Di sebuah negeri sejuta masjid dan musalla, semangat mulia mendorong sekelompok orang untuk mendirikan tempat ibadah dan asrama pengaji agama dengan anggaran terbatas dan waktu yang sangat singkat. Lantai-lantai baru ditambahkan tanpa memperkuat fondasi. Material yang digunakan seadanya, jauh dari standar konstruksi. Getaran pada struktur bangunan terdeteksi, diikuti retakan-retakan pada dinding, namun pembangunan tetap berlanjut tanpa evaluasi dan perbaikan.
Desain bangunan tidak didasarkan pada gambar teknik. Perencanaan mengandalkan ide-ide spontan tanpa melibatkan insinyur atau arsitek. Keamanan dipercayakan pada ritual dan doa, mengesampingkan penggunaan besi beton yang memadai atau pondasi yang kokoh. Standar teknis konstruksi diabaikan sepenuhnya, dengan keyakinan bahwa niat suci sudah cukup untuk menjamin keselamatan.
Pada hari pembukaan, ratusan santri baru berkumpul di lantai dasar musalla. Tiba-tiba, suara gemeretak keras terdengar, seperti isyarat dari bumi yang kelelahan. Beberapa detik kemudian, bangunan itu ambruk, runtuh seperti tumpukan kartu. Puing-puing menutupi segala sesuatu di bawahnya, meninggalkan tangisan keluarga dan kehancuran.

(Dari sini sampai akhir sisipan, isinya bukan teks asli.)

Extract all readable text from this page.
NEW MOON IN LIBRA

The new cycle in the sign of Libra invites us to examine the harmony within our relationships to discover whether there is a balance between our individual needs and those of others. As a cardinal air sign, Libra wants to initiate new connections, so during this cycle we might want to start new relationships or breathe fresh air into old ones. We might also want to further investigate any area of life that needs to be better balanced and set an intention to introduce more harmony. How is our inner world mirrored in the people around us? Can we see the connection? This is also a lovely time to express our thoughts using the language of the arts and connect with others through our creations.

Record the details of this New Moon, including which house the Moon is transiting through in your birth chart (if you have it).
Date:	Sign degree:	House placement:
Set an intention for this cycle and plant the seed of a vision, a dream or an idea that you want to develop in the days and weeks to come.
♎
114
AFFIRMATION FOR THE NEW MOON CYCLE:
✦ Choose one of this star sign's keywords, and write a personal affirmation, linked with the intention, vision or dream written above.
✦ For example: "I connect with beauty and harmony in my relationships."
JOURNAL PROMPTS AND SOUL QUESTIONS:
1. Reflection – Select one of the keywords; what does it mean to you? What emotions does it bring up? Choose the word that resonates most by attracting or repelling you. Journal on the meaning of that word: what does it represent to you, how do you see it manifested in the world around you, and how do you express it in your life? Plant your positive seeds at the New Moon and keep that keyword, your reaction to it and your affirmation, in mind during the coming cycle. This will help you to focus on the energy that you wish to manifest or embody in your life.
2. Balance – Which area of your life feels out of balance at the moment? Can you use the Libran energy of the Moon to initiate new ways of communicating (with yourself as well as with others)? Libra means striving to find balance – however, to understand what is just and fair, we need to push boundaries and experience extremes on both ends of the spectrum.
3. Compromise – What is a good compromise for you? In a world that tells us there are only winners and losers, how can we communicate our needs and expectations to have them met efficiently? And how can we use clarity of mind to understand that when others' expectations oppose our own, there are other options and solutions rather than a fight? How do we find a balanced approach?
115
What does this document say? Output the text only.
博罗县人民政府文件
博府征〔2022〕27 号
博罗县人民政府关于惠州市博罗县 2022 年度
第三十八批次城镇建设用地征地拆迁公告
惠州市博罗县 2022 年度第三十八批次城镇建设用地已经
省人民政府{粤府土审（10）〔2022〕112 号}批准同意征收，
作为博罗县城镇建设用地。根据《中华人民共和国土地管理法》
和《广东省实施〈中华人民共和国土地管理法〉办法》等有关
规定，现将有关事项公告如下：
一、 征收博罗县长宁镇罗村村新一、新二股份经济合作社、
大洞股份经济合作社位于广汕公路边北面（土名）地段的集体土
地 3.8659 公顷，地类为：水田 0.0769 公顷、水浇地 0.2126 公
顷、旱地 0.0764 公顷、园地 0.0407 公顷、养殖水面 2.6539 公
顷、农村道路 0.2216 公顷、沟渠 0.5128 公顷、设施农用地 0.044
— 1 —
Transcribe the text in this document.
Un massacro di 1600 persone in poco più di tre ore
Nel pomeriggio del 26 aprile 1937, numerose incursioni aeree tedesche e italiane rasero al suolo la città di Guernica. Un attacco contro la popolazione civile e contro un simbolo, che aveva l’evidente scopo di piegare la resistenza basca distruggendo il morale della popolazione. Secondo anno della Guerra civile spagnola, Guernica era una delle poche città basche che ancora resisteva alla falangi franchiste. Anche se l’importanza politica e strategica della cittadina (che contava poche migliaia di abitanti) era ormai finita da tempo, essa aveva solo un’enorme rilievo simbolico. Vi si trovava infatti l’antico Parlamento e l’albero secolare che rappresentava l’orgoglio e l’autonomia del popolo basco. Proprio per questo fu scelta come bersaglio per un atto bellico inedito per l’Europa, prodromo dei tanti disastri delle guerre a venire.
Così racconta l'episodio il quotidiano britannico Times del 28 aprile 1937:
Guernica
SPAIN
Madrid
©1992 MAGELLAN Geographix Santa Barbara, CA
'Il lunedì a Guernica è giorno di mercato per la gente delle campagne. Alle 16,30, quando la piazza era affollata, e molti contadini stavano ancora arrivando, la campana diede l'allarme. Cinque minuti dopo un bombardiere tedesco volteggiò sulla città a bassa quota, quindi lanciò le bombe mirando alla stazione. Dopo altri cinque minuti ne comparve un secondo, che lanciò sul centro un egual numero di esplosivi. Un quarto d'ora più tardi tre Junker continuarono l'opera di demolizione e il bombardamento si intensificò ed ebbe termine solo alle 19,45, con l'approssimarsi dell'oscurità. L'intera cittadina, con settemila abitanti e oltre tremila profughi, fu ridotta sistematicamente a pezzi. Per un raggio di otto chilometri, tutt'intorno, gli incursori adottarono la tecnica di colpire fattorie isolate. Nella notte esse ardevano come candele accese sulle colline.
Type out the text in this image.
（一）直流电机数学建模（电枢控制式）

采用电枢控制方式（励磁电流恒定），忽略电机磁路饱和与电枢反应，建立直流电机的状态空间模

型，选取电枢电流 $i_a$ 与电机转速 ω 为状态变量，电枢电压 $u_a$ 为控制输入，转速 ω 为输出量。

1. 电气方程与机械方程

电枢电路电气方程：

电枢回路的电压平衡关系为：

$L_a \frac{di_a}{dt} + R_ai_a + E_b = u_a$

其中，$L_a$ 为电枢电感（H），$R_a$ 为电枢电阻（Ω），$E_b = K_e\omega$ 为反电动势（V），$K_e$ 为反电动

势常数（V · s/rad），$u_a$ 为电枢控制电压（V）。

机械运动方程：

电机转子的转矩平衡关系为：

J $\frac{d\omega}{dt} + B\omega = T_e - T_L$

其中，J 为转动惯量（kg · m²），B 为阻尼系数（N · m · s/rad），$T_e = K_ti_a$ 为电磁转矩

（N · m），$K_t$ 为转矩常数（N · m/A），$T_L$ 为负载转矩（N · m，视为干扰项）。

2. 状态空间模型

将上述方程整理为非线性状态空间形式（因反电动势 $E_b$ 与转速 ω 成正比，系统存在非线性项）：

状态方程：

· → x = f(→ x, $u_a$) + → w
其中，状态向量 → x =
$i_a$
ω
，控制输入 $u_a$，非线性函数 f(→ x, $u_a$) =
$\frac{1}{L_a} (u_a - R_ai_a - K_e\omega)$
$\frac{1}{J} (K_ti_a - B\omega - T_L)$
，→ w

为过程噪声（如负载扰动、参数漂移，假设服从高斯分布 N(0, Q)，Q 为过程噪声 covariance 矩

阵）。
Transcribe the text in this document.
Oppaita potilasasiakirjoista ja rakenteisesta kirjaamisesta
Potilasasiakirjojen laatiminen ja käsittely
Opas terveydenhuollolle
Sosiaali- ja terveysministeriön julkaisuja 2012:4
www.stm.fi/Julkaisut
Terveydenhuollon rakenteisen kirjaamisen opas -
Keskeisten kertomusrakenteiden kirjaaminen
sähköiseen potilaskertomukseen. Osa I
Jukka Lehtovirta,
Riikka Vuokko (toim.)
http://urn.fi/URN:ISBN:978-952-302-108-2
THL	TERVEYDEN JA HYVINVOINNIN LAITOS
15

Tragedi ini mengungkap pelajaran mendalam: mengikuti hukum fisika adalah bagian integral dari keimanan dan ketakwaan. Alam diciptakan dengan aturan-aturan yang terukur, seperti gravitasi, kekuatan material, dan keseimbangan struktur, yang harus dihormati sebagai wujud ketaatan pada kehendak Ilahi. Dalam ajaran keimanan, akal dan ilmu pengetahuan diberikan kepada manusia untuk digunakan dengan penuh tanggung jawab.
Mengabaikan hukum alam, seperti meremehkan standar konstruksi atau perhitungan teknis, bukanlah cerminan pasrah kepada Tuhan, melainkan kelalaian terhadap amanah untuk memelihara kehidupan. Ketakwaan sejati tercermin dalam keseimbangan antara niat suci, usaha lahiriah yang teliti, dan tawakal, sehingga setiap langkah manusia selaras dengan hukum-hukum yang telah ditetapkan di alam semesta.
Perhelatan yang dimulai dengan niat mulia ini berakhir dengan tragedi yang menyisakan pelajaran bahwa memstuhi hukum alam bukan syirik namun keimanan.